I have some data y that is either 0 or has some positive continuous values. (x1, x2) are covariates that can explain y. I had this idea to model this as a mixture
target += log_mix(lambda[i],
normal_lpdf(y[i] | a[2] + b[2] * x2[i], sigma),
zero_lpdf(y[i]));
where lambda = inv_logit(… x …) and I create a new boring zero distribution
real zero_lpdf(real y) {
if (y == 0) {
return log(1.);
} else {
return log(1. / pow(10, 10));
}
}
This thing actually converges. I predict as pred=lambda*(a2 + b2*x2).
Now a few questions
- does the zero distribution make sense? am I reinventing something here?
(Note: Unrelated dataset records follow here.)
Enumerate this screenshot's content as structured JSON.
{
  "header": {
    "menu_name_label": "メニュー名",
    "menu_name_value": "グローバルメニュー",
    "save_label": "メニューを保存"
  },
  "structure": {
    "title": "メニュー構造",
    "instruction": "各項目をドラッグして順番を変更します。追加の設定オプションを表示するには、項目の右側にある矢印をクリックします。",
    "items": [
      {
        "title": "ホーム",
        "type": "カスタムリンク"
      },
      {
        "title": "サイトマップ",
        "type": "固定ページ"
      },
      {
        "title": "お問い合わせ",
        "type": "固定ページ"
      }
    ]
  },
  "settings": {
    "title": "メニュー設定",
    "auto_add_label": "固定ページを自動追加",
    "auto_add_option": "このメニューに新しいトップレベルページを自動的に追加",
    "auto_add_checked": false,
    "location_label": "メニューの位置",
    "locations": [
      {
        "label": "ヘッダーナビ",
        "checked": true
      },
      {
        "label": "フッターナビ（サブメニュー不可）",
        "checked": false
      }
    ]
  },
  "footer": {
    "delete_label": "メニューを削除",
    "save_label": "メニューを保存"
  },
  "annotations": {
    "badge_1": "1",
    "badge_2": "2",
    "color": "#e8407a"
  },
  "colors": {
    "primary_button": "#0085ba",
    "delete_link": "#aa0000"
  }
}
- is there a more sophisticated way of making predictions?
Hey!
How would you generate data from this, i.e. what’s the generative process? Put differently how would you predict new y values?
Cheers,
Max
The DGP is roughly
pos = 1 * (inv_logit(…x) > .5)
y = pos * (a + bx + e)
For new values I would use my prediction equation
pred = inv_logit(x) * (a + b * x2) where all x are new values (out of sample).
I think this does (only) predict the expectation of y and not its full distribution. You would actually never predict pred = 0, although 0 outcomes are part of the DGP, right?
Also, I think the concept of “inflation” is a bit weird here, because p(y = 0) under the normal model is 0, i.e. you cant really inflate something from a continuous distribution. Thus we only have “inflated” models for discrete distributions with PMFs. (Maybe, a hurdle model with a log-normal distribution could be applied in your case?)